И все же к концу этой утомившей его городской прогулки Русинов смог убедиться, что он еще не сыт безлюдьем полонины, не соскучился по городу. Завтра он снова уйдет в леса, в сторону от большой дороги. А пока — город, и почта, и телефон… Может быть, позвонить.
Звонить всегда страшно. Всегда опасно. И все же, раз есть телефон…
Ожидание на почте помогло ему скоротать вечер. Голос сына звучал доброжелательно, он спешил поделиться последними столичными новостями. Новости поступали из разных столиц мира и возникали на месте. Не Бог весть какие новости.
— Да, вот еще — сказал сын, — Юрка умер.
— Какой?
— Твой друг. Тот, что знаменитый профессор. Из твоего класса.
— Боже!
— Вот, пожалуй, и все новости, — сказал сын. — Мне пора, меня ждут.
Ну что ж, у него никогда не хватает времени на телефонный разговор с отцом… Юрка… Значит, Юрка… Он был такой важный в последние годы, такой дурной, сумасшедший, совсем оголтелый. Болезнь. Все дерьмо в человеке прет наружу от такой болезни.

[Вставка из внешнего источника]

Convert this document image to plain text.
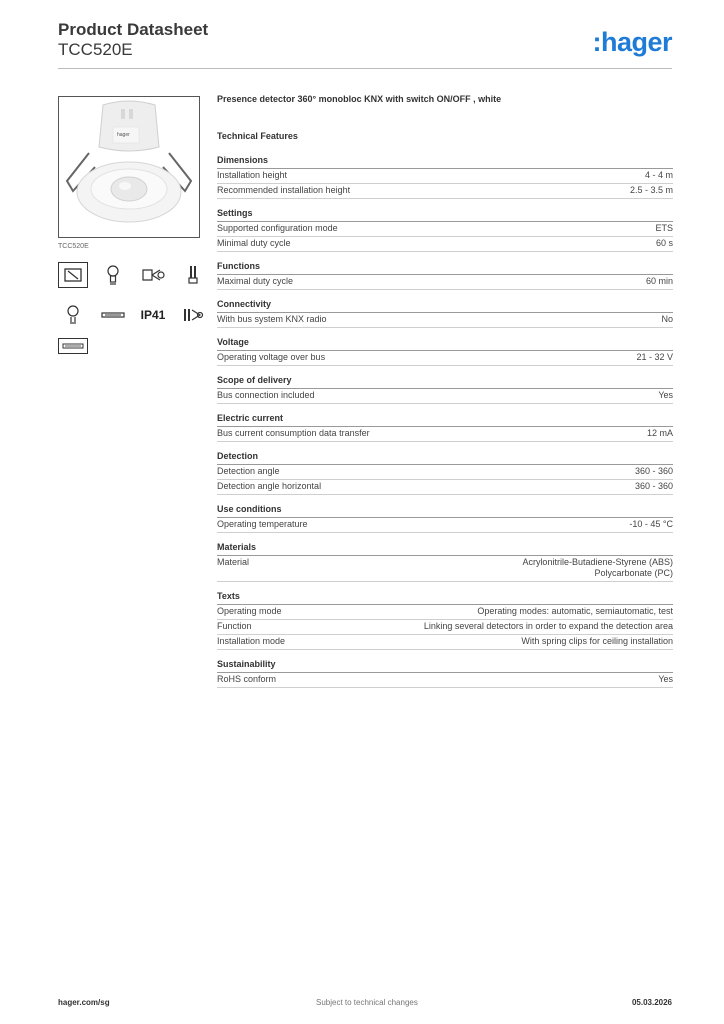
Product Datasheet
TCC520E	:hager
hager
TCC520E
IP41
Presence detector 360° monobloc KNX with switch ON/OFF , white
Technical Features
Dimensions
Installation height	4 - 4 m
Recommended installation height	2.5 - 3.5 m
Settings
Supported configuration mode	ETS
Minimal duty cycle	60 s
Functions
Maximal duty cycle	60 min
Connectivity
With bus system KNX radio	No
Voltage
Operating voltage over bus	21 - 32 V
Scope of delivery
Bus connection included	Yes
Electric current
Bus current consumption data transfer	12 mA
Detection
Detection angle	360 - 360
Detection angle horizontal	360 - 360
Use conditions
Operating temperature	-10 - 45 °C
Materials
Material	Acrylonitrile-Butadiene-Styrene (ABS)
Polycarbonate (PC)
Texts
Operating mode	Operating modes: automatic, semiautomatic, test
Function	Linking several detectors in order to expand the detection area
Installation mode	With spring clips for ceiling installation
Sustainability
RoHS conform	Yes
hager.com/sg	Subject to technical changes	05.03.2026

Но до того, как это свалилась на него, он был просто Юрка. Какой он в школе был, Юрка! И потом, в годы бесконечной русиновской безработицы. Он ведь добрый был, Юрка! Сгорел Юрка…
Ночью Русинову приснился школьный экзамен. Они все сидели в классе, начинался экзамен, и кто-то должен был решиться первым. Они не спорили — кто, но никто не решался встать и пойти добровольно. И еще там отчего-то была вода, перед доской. Юрка решился первый. Он встал и пошел. Он был человек долга. И все время себя испытывал, на храбрость, на доброту.